VII. Rights from Defective Performance

  1. The seller is liable to the buyer that the goods have no defects at the time of acceptance. In particular, the seller shall be liable to the buyer that when the buyer took over the goods:
    • the goods have the characteristics agreed by the parties and, in the absence of an arrangement, have the characteristics described by the seller or manufacturer or expected by the buyer, having regard to the nature of the goods and advertising carried out by them,
    • the goods are fit for the purpose indicated for their use by the seller or for which the goods of this kind are normally used,
    • the goods correspond to the quality or performance of the agreed sample or template, if the quality or design has been determined according to the agreed sample or template,
    • the goods are in the appropriate quantity, measure or weight; and
    • the goods comply with the requirements of the legislation.
  2. If the defect appears within six months of the takeover of the goods by the buyer, the goods shall be deemed to have been defective at the time of acceptance. The buyer is entitled to exercise the right to claim defect that occurs in consumer goods within twenty-four months of receipt. This provision shall not apply to goods sold at a lower price for a defect for which the lower price has been agreed, to wear of the goods caused by their normal use, to defects of the goods used corresponding to the degree of use or wear which the goods had when taken over by the buyer, or to the extent that this is due to the nature of the goods.
  3. In the event of a defect, the buyer may submit a complaint to the seller and request:
    • exchange for new goods,
    • repair of goods,
    • a reasonable discount on the purchase price,
    • withdraw from the contract.
  4. The buyer has the right to withdraw from the contract,
    • if the goods have a material defect,
    • if the item cannot be properly used for repeated occurrence of defects or defects after repair,
    • with more defects in the goods.
  5. The seller is obliged to accept the claim at the registered office or place of business. The seller is obliged to issue a written confirmation to the buyer when the buyer exercised the right, stating what is the content of the complaint and what method of handling the buyer requires, as well as confirmation of the date and method of handling the complaint, including confirmation of repair and duration, or written justification of rejection of the complaint.
  6. The seller or his authorised staff shall decide on the claim immediately, in complex cases within three working days. This period shall not include a period appropriate to the type of product or service required for the professional examination of the defect. Complaints, including the removal of the defect, must be dealt with immediately, no later than 30 days from the date of the claim, unless the seller and the buyer agree on a longer period. The expiration of this period in vain is considered a material breach of contract and the buyer has the right to withdraw from the purchase contract. The moment when the claim is filed is the moment when the buyer's manifestation of will (exercising the right to claim defective performance) is indicated to the seller.
  7. The seller shall inform the buyer in writing of the outcome of the claim.
  8. The right to claim defective performance does not appertain to the buyer if the buyer knew before taking over the item that the item had a defect, or if the buyer caused the defect himself.
  9. In the event of a legitimate claim, the buyer has the right to reimbursement of the cost incurred effectively in connection with the claim. This right may be exercised by the buyer with the seller within one month of the expiry of the warranty period.
  10. The buyer has the choice of the claim method.
  11. The rights and obligations of the parties regarding rights from defective performance are governed by Sections 1914 to 1925, Sections 2099 to 2117 and Sections 2161 to 2174 of the Civil Code and Act No. 634/1992 Coll. on Consumer Protection.

VIII. Delivery

  1. The contracting parties may deliver all written correspondence to each other by electronic mail.
  2. The buyer shall deliver the correspondence to the seller to the e-mail address specified in these business terms and conditions. The seller delivers correspondence to the buyer to the email address specified in his customer account or order.
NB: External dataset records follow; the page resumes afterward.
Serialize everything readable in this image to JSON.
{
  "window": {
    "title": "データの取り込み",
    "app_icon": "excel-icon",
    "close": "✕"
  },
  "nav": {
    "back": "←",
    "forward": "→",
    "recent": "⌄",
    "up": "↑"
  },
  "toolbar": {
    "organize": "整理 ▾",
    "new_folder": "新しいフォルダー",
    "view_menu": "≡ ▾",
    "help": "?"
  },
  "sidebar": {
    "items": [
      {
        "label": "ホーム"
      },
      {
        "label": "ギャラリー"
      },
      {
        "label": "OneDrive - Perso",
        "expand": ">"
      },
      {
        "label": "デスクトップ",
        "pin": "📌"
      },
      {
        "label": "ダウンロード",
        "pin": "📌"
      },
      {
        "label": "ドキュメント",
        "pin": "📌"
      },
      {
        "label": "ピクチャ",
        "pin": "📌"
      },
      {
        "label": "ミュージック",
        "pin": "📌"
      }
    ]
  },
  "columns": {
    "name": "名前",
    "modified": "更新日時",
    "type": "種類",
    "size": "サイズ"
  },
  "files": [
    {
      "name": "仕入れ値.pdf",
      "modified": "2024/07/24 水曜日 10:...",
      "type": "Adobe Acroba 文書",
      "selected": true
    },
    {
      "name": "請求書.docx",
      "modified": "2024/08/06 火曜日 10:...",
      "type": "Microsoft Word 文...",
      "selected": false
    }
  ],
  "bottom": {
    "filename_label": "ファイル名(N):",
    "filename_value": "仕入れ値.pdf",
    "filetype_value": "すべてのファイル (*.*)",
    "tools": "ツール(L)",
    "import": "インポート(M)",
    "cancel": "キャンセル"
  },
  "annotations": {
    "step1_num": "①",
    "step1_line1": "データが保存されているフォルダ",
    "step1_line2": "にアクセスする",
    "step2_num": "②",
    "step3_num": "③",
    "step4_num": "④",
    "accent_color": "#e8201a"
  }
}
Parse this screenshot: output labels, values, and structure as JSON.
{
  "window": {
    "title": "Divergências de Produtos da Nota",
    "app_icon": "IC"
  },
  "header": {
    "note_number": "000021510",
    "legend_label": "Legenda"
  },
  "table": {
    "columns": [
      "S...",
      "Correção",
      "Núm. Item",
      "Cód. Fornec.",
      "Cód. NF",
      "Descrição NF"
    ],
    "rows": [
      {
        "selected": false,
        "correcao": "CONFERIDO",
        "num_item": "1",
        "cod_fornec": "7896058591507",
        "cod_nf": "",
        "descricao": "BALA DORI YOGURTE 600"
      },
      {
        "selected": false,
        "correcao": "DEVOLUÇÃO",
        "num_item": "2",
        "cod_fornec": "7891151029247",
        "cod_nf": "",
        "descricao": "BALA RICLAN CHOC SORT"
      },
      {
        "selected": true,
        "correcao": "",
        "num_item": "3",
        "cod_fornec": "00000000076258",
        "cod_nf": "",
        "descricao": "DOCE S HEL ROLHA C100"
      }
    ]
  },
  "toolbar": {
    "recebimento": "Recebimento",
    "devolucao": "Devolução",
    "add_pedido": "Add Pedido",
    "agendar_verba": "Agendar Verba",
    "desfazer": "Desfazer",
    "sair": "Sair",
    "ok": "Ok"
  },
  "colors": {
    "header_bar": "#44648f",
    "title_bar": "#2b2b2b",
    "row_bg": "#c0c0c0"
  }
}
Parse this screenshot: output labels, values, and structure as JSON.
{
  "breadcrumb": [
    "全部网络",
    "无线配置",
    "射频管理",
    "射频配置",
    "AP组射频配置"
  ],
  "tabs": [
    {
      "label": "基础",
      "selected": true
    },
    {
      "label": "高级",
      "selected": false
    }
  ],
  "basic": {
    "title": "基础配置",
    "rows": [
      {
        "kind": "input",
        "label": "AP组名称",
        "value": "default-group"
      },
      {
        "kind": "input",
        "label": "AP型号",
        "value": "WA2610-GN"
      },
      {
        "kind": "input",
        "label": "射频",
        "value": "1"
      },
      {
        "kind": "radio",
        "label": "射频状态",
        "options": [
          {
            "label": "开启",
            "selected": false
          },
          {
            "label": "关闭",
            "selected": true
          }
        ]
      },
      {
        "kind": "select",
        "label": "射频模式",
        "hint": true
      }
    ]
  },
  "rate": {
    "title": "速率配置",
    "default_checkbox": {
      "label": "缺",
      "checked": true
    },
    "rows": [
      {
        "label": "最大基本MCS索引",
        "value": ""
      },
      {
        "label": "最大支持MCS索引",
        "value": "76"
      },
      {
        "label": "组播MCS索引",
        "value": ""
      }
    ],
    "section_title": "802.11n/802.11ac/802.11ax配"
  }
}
IX. Out-of-court Dispute Resolution

  1. The out-of-court settlement of consumer disputes from the purchase contract in in the competence of the Czech Trade Inspection Authority, with its registered office in Štěpánská 567/15, 120 00 Praha 2, ID No.: 000 20 869, internet address: https://adr.coi.cz/cs. The online dispute resolution platform (ODR platform), located at http://ec.europa.eu/consumers/odr, can be used to resolve disputes between the seller and the buyer from the purchase contract.
  2. European Consumer Centre the Czech Republic, with its registered office at Štěpánská 567/15, 120 00 Prague 2, internet address: http://www.evropskyspotrebitel.cz is the contact point under Regulation (EU) No 524/2013 of the European Parliament and of the Council of 21 May 2013 on online consumer dispute resolution and amending Regulation (EC) No 2006/2004 and Directive 2009/22/EC (Regulation on online consumer dispute resolution).
  3. The seller is entitled to sell the goods on the basis of a business license. The Czech Trade Inspection Authority carries out, among other things, supervision of compliance with Act No. 634/1992 Coll. on Consumer Protection.

X. Final Provisions

  1. All arrangements between the seller and the buyer is governed by the legal order of the Czech Republic. If the relationship established by the purchase contract contains an international element, then the parties agree that the relationship is governed by the law of the Czech Republic. This is without prejudice to consumer rights arising from generally binding legislation.
  2. The seller is not bound by any codes of conduct in relation to the buyer pursuant to the provisions of Section 1826 (1)(e) of the Civil Code.
  3. All rights to the seller's website, in particular copyright to the content, including page layout, photos, films, graphics, trademarks, logos and other content and elements belong to the seller. It is prohibited to copy, modify or otherwise use the website or part thereof without the consent of the seller.
  4. The seller shall not be liable for errors resulting from interference by third parties in the online shop or as a result of its use in violation of its intended purpose. The buyer shall not use procedures which could have a negative impact on his operation and shall not engage in any activity in the use of the online shop, which could allow him or third parties to tamper with or use software or other components constituting the online shop illegally and to use the online shop or part thereof or its software in a way that is contrary to its intended designation or purpose.
  5. The buyer hereby assumes the risk of changing the circumstances pursuant to Section 1765(2) of the Civil Code.
  6. The purchase contract, including the business terms and conditions, is archived by the seller in electronic form and is not accessible.
  7. The seller may amend or supplement the wording of the business terms and conditions. This provision shall be without prejudice to the rights and obligations arising during the period of application of the previous version of the business terms and conditions.
  8. The annex to the business terms and conditions is a sample form for withdrawal.

These business terms and conditions shall take effect on 06 August 2021.